Je sais donc j’agis

17 juin 2015Camille Gagnon

Et si je te disais qu’à partir de demain, tu n’as plus le droit à tes trois repas par jour? Oui, tu as le droit de pleurer. Mais dis-toi aussi que c’est le cas de 805 millions de personnes dans le monde. Ce qui est plutôt paradoxal quand on apprend de M. Rodolphe De Koninck, professeur au département de géographie de l’Université de Montréal, qu’actuellement «on produit […] assez pour nourrir 9 milliards et demi de personnes sur la planète. Nous sommes, aux dernières nouvelles, 7,2 milliards.»

Le problème n’est pas que l’on produit trop. La vraie raison se trouve dans la distribution et la consommation. Ce qui autrefois était un besoin fondamental qui nous rattachait à la terre a aujourd’hui pris une tournure différente. Effectivement, l’alimentation est devenue une marchandise, un produit de consommation. On veut seulement ce qui est beau, bon, frais, rapide, santé et en grande quantité. Mais à quel prix?

Il y a déjà les océans qui se vident peu à peu de leurs ressources, la demande de poissons ne cessant d’augmenter. C’est en partie dû aux techniques de pêche: les immenses filets déployés récoltent tout ce qui se trouve sur leur passage. De ce fait, ce sont 300 000 baleines, dauphins et marsouins qui s’y empêtrent et meurent. En conséquence, ce sont des pertes de 27 millions de tonnes de poissons qui sont jetés chaque année, faute d’avoir été tués par la pêche ou simplement gaspillés.

Puis, sur la terre ferme, ce sont des problèmes de déforestation et de pollution des sols, dont l’industrie alimentaire est à la souche.
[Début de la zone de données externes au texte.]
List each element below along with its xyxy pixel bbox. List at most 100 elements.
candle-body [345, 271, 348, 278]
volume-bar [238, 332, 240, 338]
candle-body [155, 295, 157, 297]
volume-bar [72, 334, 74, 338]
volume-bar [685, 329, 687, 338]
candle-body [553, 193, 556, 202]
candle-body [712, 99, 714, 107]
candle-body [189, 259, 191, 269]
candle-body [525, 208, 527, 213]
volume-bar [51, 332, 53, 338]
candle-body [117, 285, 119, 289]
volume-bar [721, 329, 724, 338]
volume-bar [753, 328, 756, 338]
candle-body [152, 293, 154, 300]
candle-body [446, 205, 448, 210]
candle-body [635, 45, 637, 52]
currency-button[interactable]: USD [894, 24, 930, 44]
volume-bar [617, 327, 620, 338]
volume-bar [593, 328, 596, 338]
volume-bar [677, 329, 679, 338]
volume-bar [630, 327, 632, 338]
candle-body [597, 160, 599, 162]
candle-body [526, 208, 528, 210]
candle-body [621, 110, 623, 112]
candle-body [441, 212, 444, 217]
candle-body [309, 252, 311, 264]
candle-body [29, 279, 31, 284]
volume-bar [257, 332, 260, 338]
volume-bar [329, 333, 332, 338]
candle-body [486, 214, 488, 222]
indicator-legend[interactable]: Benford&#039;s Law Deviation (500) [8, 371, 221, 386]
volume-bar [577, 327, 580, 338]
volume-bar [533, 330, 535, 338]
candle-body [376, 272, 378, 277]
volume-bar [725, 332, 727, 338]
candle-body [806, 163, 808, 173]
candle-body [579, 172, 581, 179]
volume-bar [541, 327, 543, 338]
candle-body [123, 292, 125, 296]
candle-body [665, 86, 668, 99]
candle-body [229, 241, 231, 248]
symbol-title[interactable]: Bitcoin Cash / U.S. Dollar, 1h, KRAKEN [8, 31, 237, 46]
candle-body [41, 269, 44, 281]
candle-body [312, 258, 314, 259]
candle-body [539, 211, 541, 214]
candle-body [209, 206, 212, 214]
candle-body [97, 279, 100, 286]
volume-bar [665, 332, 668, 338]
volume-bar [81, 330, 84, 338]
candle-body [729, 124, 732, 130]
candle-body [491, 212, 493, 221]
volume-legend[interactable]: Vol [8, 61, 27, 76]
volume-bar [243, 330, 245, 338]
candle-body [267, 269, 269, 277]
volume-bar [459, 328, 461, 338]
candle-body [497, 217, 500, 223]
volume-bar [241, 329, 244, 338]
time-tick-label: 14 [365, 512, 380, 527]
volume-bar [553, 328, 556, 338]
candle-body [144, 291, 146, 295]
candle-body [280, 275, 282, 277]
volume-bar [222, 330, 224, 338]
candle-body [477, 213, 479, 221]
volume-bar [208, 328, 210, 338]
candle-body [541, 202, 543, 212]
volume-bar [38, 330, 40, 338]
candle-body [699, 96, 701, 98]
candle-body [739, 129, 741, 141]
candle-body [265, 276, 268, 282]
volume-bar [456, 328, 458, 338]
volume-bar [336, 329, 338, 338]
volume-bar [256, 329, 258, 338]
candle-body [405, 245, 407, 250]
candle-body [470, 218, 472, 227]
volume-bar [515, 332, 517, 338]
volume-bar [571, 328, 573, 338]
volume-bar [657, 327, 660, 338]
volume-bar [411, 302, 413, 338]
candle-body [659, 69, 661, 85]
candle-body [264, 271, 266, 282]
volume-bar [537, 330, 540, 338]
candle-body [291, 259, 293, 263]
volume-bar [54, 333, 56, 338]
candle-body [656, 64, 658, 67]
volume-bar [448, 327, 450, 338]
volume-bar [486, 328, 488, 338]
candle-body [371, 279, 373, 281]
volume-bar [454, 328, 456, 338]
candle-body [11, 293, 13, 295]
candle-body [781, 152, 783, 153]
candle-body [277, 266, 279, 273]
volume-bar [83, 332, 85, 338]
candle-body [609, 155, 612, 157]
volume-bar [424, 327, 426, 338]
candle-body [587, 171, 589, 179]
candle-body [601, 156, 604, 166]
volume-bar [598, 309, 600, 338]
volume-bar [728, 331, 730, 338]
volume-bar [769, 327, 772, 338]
L’élevage intensif est la cause de 80% de la déforestation de la forêt amazonienne. Et pour nourrir tout ce bétail, il faut des terres agricoles, soit encore plus de forêts coupées à raz. C’est le soja, riche en protéines végétales, que préfèrent les éleveurs. Encore plus s’il est importé en grande quantité et à petit prix du Brésil. Et qui dit agriculture industrielle, dit pesticides. En effet, Monsanto, à la tête de cette grande industrie alimentaire, utilise abondamment un efficace désherbant communément appelé Round Up. Ce produit, à base de glyphosate, a été analysé comme «cancérogène probable» et semble être une cause d’autisme chez les enfants américains.
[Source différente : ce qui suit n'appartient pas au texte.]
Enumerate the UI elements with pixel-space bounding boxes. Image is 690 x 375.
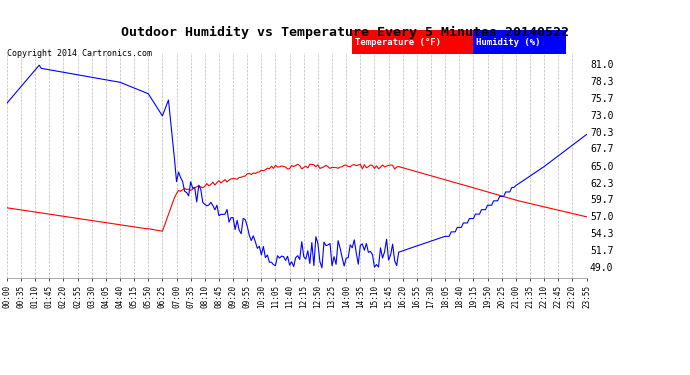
Text: 65.0: 65.0 — [590, 162, 613, 172]
Text: 81.0: 81.0 — [590, 60, 613, 70]
Text: Temperature (°F): Temperature (°F) — [355, 38, 442, 47]
Text: 78.3: 78.3 — [590, 77, 613, 87]
Text: Copyright 2014 Cartronics.com: Copyright 2014 Cartronics.com — [7, 49, 152, 58]
Text: Humidity (%): Humidity (%) — [476, 38, 540, 47]
Text: Outdoor Humidity vs Temperature Every 5 Minutes 20140522: Outdoor Humidity vs Temperature Every 5 … — [121, 26, 569, 39]
Text: 62.3: 62.3 — [590, 179, 613, 189]
Text: 49.0: 49.0 — [590, 263, 613, 273]
Text: 54.3: 54.3 — [590, 230, 613, 239]
Text: 67.7: 67.7 — [590, 144, 613, 154]
Text: 75.7: 75.7 — [590, 94, 613, 104]
Text: 70.3: 70.3 — [590, 128, 613, 138]
Text: 57.0: 57.0 — [590, 212, 613, 222]
Text: 51.7: 51.7 — [590, 246, 613, 256]
Text: 59.7: 59.7 — [590, 195, 613, 205]
Text: 73.0: 73.0 — [590, 111, 613, 121]
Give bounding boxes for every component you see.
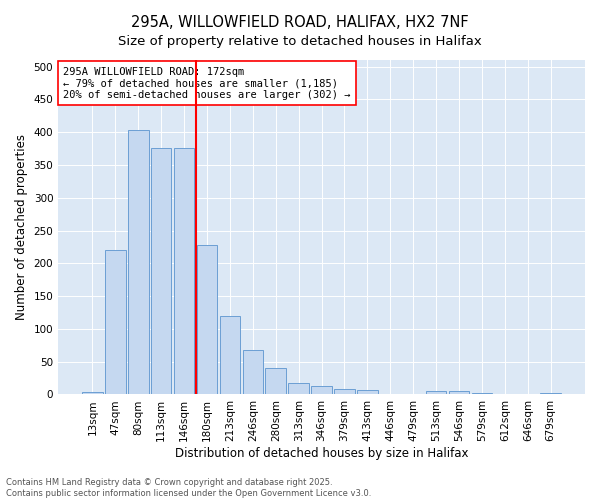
Bar <box>105 250 125 394</box>
Bar <box>357 390 378 394</box>
Bar <box>334 389 355 394</box>
Bar <box>265 368 286 394</box>
Bar <box>174 148 194 394</box>
Bar <box>151 148 172 394</box>
Bar <box>541 393 561 394</box>
X-axis label: Distribution of detached houses by size in Halifax: Distribution of detached houses by size … <box>175 447 469 460</box>
Y-axis label: Number of detached properties: Number of detached properties <box>15 134 28 320</box>
Bar <box>82 392 103 394</box>
Text: Contains HM Land Registry data © Crown copyright and database right 2025.
Contai: Contains HM Land Registry data © Crown c… <box>6 478 371 498</box>
Bar <box>242 350 263 395</box>
Bar <box>220 316 240 394</box>
Bar <box>197 245 217 394</box>
Bar <box>311 386 332 394</box>
Text: 295A, WILLOWFIELD ROAD, HALIFAX, HX2 7NF: 295A, WILLOWFIELD ROAD, HALIFAX, HX2 7NF <box>131 15 469 30</box>
Bar <box>472 393 493 394</box>
Bar <box>449 390 469 394</box>
Bar <box>289 384 309 394</box>
Bar <box>128 130 149 394</box>
Text: Size of property relative to detached houses in Halifax: Size of property relative to detached ho… <box>118 35 482 48</box>
Bar <box>426 390 446 394</box>
Text: 295A WILLOWFIELD ROAD: 172sqm
← 79% of detached houses are smaller (1,185)
20% o: 295A WILLOWFIELD ROAD: 172sqm ← 79% of d… <box>64 66 351 100</box>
En revanche, les pesticides ne sont pas les seuls agents utilisés pour augmenter la vitesse de production. Les croisements génétiques sont de plus en plus populaires vu leur efficacité à accélérer le processus, afin de mieux répondre à la demande. C’est le cas de la pomme: les gens la veulent sucrée mais ferme, belle et se conservant longtemps. Comme la nature n’offre pas ce genre de fruit, l’industrie l’invente. Mais ces croisements répétés viennent diminuer la qualité nutritive des aliments. De la sorte, la pomme de 1950 était 100 fois plus riche en vitamine C que celle d’aujourd’hui.

Comment mieux avancer?

L’environnement ne peut répondre à toutes ces demandes sans s’épuiser. En tant qu’Occidentaux, notre type d’alimentation actuel a donc nécessairement des conséquences réelles sur la subsistance de bien des pays, mais a surtout un impact majeur sur la biodiversité. Par chance, ralentir cette dégénérescence environnementale est encore possible.
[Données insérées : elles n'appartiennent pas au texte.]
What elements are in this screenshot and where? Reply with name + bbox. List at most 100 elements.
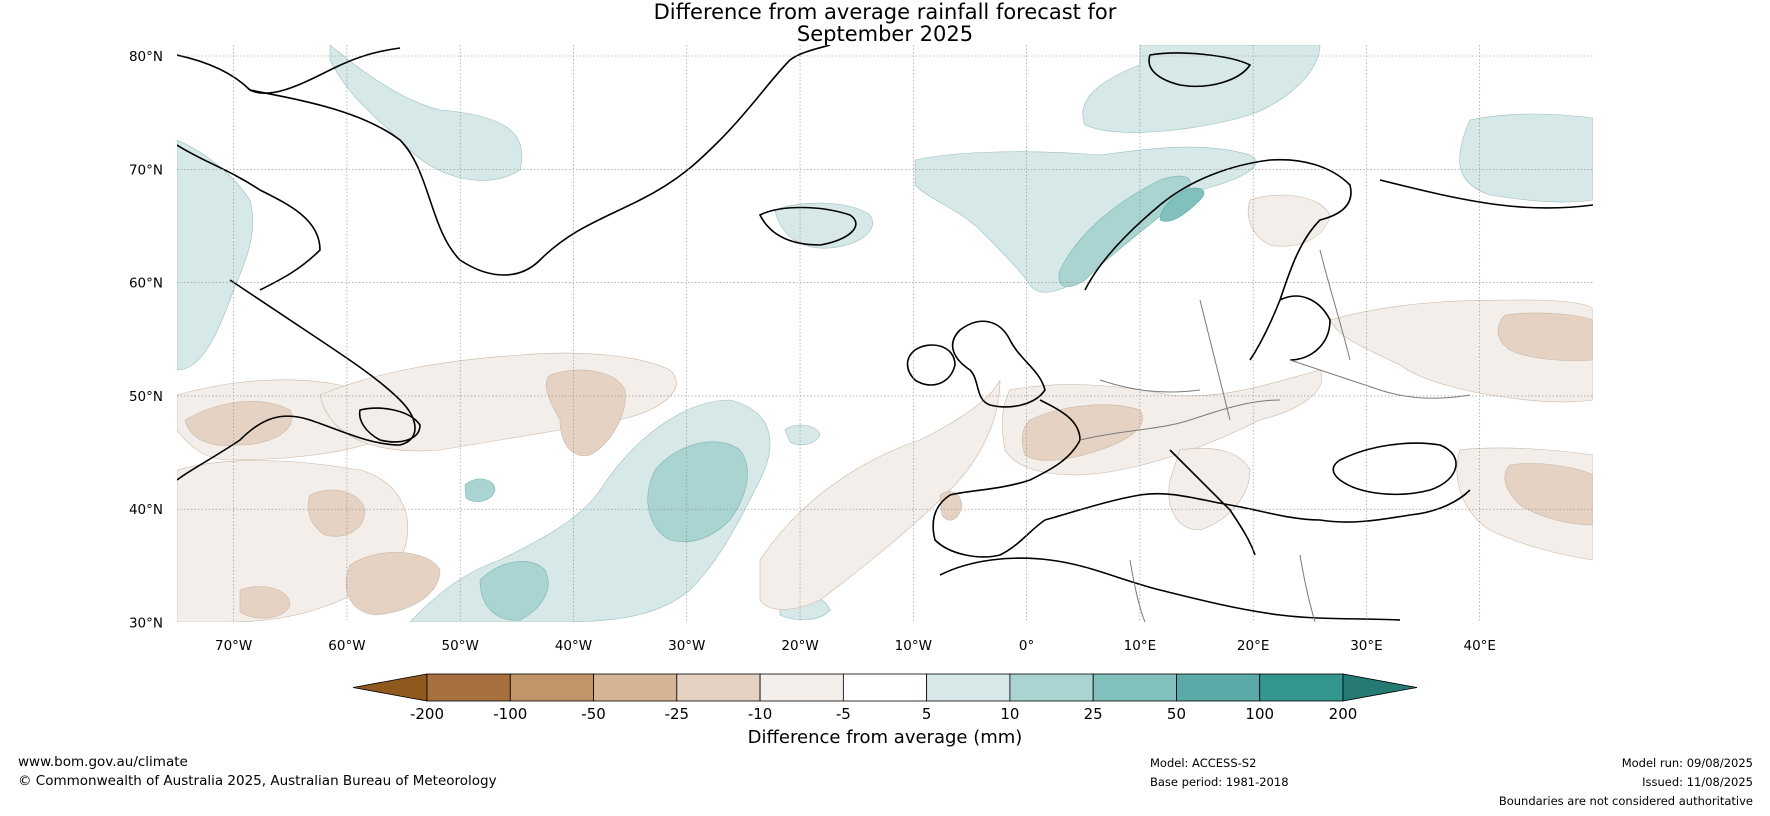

D’abord, l’alimentation carnée est l’une des plus néfastes et doit sans aucun doute perdre de sa popularité. L’eau donnée au bétail pourrait bien abreuver des peuples qui en manquent, les émanations de méthane de ces bêtes détruisent l’atmosphère et le transport de celles-ci jusque dans nos assiettes, pollue lui aussi.

Ensuite, tous les dommages causés à l’homme ne sont pas encore découverts, mais laissent croire à des complications futures. Il suffit de comprendre la contamination qui s’opère dans la chaîne alimentaire. Le thon rouge, très apprécié, serait surchargé de métaux lourds. Nous sommes presque à la base de cette chaîne et les ravages que nous y causons se retournent contre nous.

Mais il est encore possible de tourner le dos à cette industrie ravageuse. Des mesures sont en train d’être prises tels les «légumes moches», difformes, mais tous aussi nourrissants. Ceux-ci ont rapidement été adoptés en France et sont sur le point de faire leur apparition dans les étalages québécois. Aussi, le Salvador a tenté le coup en tournant le dos au Round Up qu’utilise Monsanto; le résultat: les rendements agricoles sont à la hausse. En achetant localement, nous freinons la surexploitation mondiale.

Il est donc temps de stopper cette surconsommation et cette marchandisation de l’alimentation. Essentielle à tous, elle ne devrait pas être partagée si inégalement, sachant qu’elle sera un jour limitée. Il faut donc ensemble faire preuve de responsabilité prospective, d’abord pour la planète, mais aussi pour nous et les générations à venir.